Where we stayed: Hotel Villa Mercedes Palenque, set in tranquil gardens just outside town, complete with its own troop of howler monkeys. Its design makes use of its jungle location with a series of thatched roofs bungalows surrounded by nature just outside town, and convenient for quick access to the Archaeological Site.

Palenque town, while slightly nondescript, is not just a gateway to ruins, it’s also a key waypoint for Haitian migrants either coming to Mexico to work or travelling further north to the U.S.–Mexico border. A processing centre operates here, and it’s not uncommon to see groups of Haitian families around town awaiting documents or onward travel. This gives Palenque a more international, transitory feel than many other small towns in the region, a reminder of modern migration flows running parallel to ancient trade routes.

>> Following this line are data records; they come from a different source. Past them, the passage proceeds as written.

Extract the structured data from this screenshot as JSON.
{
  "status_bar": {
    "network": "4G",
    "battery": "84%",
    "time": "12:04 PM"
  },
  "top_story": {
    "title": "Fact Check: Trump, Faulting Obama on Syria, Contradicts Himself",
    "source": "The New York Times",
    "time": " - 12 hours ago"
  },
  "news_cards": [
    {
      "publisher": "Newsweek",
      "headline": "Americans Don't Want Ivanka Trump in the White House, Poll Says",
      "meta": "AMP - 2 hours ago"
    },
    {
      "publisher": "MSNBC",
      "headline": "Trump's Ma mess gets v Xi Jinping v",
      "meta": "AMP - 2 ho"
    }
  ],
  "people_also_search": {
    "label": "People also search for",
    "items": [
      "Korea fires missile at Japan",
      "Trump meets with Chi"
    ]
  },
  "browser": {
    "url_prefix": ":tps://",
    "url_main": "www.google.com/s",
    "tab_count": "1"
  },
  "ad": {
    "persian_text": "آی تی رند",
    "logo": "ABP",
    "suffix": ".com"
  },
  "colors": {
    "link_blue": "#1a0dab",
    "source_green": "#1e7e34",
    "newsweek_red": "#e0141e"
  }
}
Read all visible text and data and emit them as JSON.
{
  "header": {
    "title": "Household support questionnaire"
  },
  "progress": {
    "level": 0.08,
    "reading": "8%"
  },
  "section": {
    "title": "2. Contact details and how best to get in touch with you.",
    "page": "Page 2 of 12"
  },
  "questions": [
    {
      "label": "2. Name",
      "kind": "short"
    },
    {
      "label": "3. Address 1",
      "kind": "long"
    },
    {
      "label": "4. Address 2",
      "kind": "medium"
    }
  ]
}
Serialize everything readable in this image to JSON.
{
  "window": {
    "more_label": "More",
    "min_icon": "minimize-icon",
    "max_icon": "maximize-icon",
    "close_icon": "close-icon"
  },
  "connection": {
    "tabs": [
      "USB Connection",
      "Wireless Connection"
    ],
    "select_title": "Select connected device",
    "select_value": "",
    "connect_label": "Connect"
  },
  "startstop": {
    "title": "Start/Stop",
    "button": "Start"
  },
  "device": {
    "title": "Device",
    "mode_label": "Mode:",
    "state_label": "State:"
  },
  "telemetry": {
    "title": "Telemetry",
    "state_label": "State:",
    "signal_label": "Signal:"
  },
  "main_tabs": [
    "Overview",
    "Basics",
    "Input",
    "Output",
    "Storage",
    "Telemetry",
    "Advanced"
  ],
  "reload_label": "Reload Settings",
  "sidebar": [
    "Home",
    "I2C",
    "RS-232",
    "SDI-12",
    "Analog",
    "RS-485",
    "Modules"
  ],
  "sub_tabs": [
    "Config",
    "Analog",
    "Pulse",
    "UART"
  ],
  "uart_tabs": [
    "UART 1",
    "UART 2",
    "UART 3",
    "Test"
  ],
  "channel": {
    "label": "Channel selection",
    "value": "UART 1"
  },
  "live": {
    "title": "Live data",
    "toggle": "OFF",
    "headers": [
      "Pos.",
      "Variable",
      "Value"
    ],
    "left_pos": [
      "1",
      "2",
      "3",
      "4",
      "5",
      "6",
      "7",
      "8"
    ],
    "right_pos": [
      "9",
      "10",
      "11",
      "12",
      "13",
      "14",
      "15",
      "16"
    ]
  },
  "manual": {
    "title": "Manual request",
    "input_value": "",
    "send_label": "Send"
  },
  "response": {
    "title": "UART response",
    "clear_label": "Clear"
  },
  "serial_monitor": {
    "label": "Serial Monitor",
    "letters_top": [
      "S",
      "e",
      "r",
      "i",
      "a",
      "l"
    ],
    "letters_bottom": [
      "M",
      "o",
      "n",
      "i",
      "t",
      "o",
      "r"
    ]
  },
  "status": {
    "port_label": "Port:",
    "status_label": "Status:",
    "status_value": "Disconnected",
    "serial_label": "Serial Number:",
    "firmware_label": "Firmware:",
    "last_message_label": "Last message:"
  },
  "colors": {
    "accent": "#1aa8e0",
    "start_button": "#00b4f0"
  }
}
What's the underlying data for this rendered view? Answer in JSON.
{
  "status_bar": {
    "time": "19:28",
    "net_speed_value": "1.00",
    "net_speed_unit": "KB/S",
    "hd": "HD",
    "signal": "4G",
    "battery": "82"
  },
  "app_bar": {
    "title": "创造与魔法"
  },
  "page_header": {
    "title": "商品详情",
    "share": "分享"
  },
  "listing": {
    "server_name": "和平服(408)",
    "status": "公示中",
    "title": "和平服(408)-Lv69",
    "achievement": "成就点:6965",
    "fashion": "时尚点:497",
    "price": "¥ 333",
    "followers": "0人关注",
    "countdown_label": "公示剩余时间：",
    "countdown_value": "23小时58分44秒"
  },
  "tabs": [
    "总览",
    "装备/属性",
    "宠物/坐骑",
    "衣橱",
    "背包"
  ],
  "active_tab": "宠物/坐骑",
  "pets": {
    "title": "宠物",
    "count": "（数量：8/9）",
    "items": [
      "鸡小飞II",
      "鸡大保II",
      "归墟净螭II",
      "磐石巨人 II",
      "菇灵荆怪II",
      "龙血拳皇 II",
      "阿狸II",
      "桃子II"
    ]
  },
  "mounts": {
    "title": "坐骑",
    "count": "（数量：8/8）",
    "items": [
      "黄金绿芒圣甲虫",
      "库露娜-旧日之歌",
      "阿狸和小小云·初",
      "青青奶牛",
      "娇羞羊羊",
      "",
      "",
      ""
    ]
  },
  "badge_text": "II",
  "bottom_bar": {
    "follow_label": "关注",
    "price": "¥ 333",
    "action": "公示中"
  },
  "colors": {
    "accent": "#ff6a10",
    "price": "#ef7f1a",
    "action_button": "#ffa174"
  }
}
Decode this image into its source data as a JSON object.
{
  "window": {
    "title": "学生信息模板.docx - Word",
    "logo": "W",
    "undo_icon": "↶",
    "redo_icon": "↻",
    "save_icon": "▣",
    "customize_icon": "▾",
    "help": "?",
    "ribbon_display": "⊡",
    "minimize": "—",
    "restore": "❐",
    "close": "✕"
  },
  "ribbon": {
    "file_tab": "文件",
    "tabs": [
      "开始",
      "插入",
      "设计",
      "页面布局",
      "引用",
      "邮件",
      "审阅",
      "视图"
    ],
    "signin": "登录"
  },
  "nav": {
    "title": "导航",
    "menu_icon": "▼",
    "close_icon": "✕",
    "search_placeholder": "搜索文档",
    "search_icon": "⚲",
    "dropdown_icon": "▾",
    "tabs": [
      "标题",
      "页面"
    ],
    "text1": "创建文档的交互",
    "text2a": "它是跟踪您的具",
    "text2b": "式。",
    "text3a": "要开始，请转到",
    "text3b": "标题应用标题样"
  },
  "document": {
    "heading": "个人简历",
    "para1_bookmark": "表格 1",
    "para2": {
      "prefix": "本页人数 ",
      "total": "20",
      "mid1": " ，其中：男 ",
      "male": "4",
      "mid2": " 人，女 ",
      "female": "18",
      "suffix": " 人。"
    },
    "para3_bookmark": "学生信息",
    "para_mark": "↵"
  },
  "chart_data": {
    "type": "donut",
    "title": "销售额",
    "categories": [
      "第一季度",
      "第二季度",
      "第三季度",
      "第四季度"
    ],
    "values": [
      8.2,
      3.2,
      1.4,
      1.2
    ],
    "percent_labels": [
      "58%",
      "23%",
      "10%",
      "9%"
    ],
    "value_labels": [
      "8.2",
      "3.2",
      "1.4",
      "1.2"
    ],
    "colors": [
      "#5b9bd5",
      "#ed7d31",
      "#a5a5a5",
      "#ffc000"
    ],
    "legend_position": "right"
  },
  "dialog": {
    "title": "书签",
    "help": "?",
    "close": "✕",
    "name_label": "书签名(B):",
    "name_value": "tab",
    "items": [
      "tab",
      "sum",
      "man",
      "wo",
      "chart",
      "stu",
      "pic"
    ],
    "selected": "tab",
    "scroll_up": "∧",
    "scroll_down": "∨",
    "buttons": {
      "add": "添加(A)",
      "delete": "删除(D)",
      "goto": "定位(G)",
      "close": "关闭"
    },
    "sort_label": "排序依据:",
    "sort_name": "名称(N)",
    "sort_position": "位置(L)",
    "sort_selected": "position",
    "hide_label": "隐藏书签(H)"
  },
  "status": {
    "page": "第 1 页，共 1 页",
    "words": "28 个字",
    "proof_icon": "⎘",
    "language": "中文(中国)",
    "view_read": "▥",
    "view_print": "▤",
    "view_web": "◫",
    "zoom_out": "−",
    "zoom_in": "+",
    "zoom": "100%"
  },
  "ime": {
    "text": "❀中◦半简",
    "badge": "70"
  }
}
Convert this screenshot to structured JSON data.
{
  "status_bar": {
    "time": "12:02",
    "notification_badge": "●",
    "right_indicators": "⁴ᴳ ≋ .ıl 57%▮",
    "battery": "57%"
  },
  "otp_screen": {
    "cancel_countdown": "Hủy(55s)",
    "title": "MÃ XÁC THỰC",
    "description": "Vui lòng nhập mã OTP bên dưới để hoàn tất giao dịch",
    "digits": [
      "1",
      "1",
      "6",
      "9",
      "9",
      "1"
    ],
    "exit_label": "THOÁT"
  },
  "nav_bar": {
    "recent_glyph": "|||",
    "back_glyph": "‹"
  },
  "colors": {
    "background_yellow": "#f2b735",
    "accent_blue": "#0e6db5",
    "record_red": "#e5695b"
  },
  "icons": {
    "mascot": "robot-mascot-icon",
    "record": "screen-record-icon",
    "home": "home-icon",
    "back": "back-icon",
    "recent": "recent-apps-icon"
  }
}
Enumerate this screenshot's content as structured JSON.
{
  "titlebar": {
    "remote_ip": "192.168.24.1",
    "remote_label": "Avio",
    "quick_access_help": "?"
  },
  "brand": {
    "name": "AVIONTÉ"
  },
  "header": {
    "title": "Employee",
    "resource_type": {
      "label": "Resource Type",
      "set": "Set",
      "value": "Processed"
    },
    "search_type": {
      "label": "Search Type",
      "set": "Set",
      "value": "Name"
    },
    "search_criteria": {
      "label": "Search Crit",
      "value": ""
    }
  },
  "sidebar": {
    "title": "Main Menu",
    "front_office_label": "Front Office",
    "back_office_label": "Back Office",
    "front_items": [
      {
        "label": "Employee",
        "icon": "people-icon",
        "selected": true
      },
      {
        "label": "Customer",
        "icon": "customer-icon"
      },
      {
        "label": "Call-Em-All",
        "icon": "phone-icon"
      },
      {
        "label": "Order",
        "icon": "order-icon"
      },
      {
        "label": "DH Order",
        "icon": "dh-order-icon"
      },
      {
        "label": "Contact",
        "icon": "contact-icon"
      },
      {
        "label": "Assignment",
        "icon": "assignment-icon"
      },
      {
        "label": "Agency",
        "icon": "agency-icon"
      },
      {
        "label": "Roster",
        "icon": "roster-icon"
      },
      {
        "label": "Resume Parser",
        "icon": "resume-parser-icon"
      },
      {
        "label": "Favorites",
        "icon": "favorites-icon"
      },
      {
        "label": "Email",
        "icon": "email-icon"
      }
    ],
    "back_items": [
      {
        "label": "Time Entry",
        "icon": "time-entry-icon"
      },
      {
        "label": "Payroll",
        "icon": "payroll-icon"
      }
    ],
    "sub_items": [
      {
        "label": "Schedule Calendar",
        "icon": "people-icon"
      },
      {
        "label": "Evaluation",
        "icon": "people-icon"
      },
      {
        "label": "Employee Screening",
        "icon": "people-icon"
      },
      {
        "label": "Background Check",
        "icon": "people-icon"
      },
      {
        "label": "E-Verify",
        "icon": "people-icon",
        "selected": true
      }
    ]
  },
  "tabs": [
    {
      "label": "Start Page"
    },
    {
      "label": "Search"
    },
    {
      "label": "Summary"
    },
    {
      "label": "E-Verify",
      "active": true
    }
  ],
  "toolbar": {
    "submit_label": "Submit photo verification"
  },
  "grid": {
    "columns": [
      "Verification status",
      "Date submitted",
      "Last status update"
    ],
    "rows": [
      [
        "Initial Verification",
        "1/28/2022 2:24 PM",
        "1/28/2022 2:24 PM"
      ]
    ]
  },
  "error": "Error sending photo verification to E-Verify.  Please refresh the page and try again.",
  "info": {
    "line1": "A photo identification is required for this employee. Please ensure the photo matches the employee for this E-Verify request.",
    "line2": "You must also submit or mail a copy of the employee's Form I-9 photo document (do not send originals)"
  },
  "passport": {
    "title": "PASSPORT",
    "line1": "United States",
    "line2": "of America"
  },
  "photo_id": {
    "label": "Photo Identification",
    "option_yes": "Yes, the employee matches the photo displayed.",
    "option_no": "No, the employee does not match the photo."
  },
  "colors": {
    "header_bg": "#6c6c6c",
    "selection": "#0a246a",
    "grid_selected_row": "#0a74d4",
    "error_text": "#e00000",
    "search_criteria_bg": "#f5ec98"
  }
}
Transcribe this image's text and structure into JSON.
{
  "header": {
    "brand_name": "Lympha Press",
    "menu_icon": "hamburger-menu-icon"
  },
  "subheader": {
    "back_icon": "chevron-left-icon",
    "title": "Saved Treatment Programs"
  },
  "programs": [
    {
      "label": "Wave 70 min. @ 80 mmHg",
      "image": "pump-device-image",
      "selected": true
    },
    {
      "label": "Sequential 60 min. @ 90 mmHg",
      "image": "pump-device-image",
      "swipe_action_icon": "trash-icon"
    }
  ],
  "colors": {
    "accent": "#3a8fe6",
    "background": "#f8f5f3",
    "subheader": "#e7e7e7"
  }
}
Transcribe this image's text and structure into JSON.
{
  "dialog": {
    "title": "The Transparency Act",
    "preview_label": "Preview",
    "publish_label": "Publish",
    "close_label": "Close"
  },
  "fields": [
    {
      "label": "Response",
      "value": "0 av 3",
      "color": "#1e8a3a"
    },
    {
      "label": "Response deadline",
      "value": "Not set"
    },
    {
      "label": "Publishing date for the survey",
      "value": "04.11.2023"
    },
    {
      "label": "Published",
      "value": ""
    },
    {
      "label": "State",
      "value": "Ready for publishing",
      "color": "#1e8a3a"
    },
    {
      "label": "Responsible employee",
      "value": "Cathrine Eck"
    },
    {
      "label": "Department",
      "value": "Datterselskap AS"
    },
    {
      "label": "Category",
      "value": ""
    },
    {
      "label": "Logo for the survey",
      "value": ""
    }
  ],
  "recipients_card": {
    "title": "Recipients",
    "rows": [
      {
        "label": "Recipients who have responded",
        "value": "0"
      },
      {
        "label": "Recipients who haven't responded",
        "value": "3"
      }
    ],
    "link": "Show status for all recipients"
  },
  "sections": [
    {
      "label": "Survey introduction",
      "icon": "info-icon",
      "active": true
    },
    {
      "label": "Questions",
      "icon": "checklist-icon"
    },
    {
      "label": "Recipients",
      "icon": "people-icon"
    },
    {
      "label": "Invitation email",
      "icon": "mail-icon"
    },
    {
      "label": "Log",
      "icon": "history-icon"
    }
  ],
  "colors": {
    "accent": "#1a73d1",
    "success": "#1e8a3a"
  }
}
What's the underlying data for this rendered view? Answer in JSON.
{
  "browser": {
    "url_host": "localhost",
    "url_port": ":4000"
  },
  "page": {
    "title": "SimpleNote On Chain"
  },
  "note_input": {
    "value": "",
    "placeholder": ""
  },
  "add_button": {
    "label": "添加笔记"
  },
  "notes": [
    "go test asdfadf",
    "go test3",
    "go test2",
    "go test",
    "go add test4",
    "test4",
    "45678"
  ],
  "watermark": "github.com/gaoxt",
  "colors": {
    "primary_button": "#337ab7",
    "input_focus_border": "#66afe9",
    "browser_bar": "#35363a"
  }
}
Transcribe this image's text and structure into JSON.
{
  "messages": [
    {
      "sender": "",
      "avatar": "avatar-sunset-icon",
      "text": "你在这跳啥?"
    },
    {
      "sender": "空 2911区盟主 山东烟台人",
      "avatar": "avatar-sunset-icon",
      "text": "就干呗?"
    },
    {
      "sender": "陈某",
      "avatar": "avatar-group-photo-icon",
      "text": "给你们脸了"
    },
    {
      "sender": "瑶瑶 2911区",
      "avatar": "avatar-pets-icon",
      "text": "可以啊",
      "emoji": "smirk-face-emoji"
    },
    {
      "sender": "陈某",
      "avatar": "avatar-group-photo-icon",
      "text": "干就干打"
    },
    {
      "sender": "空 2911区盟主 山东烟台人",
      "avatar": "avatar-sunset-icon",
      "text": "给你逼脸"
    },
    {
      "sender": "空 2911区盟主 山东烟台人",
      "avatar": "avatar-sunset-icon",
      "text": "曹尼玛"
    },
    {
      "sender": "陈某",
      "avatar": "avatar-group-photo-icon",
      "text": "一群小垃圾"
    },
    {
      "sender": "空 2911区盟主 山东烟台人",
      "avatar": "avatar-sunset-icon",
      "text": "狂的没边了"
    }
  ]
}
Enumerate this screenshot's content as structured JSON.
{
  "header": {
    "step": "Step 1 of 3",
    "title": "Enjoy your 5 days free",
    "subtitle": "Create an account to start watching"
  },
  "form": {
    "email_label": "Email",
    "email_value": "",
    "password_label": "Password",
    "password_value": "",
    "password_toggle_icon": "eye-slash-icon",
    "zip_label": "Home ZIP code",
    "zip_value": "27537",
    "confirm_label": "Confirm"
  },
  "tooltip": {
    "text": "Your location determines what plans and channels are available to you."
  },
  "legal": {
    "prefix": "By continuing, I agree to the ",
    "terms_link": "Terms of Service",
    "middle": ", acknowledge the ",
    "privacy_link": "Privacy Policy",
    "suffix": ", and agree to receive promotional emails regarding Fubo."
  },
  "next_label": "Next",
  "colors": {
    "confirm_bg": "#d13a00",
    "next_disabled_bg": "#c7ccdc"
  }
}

Temple of the Inscriptions, Palenque; Paneque Museum; Agua Azul and Misol-Ha

Agua Azul and Misol-Ha: Waterfall Day Trips

A popular day trip from Palenque includes a stop at the Agua Azul waterfalls, a series of blue-tinted cataracts over limestone ledges, perfect for walking upstream and cooling off. Also nearby is Misol-Ha, a single tall waterfall you can walk behind for an immersive jungle experience. While touristy in parts, the natural beauty is undeniable. Some travellers also stop off here on route to San Cristóbal de las Casas.